Du côté des grandes fortunes, même excès. On doit se féliciter que le pays ait ses milliardaires. Sauf quand ils échappent au devoir de solidarité. Les 370 premiers foyers fiscaux ne paient que 2,5 %. La classe moyenne , elle, paie entre 30 et 40 %. Tous les contribuables fortunés qui reçoivent des dividendes importants les logent dans des holding familiales… qui ne sont pas taxées.

L’État persiste dans son refus d’instaurer une politique fiscale un peu plus équitable alors que tout le monde sait vaine la fameuse théorie du ruissellement. Quant à revoir la taxation de l’héritage, vous n’y pensez pas ! Les uns s’entêtent. Les autres en profitent. Pas vus pas pris.
Même la banque de France a fait ce constat en regrettant notre immobilisme en matière fiscale. Chacun sait qu’on y trouve un repère de gauchistes !

Il est enfin normal que les grands patrons français -souvent talentueux- soient bien rémunérés. Mais quand leurs salaires dépassent (en moyenne du CAC) plus de 100 fois celui de leurs employés… il y a comme un problème. Et quand, l’an dernier, en pleine période de crise, on les voit se faire augmenter de 50 % le problème devient provocation. Pas vus pas pris ?
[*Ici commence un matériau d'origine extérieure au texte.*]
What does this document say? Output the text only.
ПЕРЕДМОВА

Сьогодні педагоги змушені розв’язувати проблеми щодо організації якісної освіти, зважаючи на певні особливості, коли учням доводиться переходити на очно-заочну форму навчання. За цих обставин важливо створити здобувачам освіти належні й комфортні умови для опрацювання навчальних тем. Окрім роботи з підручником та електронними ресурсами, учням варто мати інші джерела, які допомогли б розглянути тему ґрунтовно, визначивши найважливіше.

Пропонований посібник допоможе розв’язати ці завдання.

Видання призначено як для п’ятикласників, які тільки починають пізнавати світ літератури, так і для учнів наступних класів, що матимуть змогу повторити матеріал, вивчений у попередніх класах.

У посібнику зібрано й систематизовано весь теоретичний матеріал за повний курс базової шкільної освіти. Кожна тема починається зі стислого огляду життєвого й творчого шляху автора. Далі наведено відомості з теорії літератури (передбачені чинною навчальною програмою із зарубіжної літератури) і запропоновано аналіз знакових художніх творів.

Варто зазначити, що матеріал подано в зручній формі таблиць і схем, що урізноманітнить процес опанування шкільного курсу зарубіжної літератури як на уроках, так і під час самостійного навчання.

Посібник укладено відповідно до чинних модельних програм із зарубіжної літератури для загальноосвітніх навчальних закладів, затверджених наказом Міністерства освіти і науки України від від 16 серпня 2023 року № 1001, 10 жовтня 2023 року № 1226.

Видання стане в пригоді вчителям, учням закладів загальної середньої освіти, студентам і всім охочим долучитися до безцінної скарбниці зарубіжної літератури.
Comment convaincre les Français que notre système de redistribution est un des plus généreux au monde quand on leur offre un tel spectacle ? Il y a quelques années, patron d’Air France, j’étais le 50e salaire de l’entreprise et il ne me venait pas à l’idée de m’en plaindre.
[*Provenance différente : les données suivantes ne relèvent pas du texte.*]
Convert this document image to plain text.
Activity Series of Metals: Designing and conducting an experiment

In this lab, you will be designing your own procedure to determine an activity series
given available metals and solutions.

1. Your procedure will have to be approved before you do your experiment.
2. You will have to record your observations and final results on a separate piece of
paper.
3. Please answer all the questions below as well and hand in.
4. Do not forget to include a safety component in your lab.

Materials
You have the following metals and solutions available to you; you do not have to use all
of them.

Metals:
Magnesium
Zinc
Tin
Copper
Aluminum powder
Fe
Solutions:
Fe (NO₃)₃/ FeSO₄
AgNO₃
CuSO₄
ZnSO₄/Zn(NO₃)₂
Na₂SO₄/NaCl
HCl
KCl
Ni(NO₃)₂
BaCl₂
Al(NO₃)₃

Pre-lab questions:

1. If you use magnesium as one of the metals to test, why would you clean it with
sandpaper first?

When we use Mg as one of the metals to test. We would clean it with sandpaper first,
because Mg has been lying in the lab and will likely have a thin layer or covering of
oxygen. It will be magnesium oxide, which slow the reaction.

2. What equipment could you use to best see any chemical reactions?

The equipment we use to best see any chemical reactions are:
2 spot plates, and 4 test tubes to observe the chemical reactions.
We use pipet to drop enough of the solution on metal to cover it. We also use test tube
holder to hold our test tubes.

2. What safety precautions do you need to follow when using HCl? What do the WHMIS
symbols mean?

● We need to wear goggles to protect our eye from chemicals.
En France, la crise de la retraite n’a été que « l’étincelle qui a fait déborder le vase » comme disait P. Dac. Elle a pris de l’ampleur parce que le pays est à fleur de peau. Les Français sont moins irréfléchis qu’on ne le dit. Ils savent au fond d’eux-mêmes que l’inégalité sociale est une donnée du monde et que cela ne changera pas de sitôt.Ils savent que la machine économique repose sur des entreprises profitables. Mais les excès d’en haut ne passent plus en bas.

Ceux qui abusent du « pas vu pas pris » font une grande erreur. Ils risquent de le payer très cher.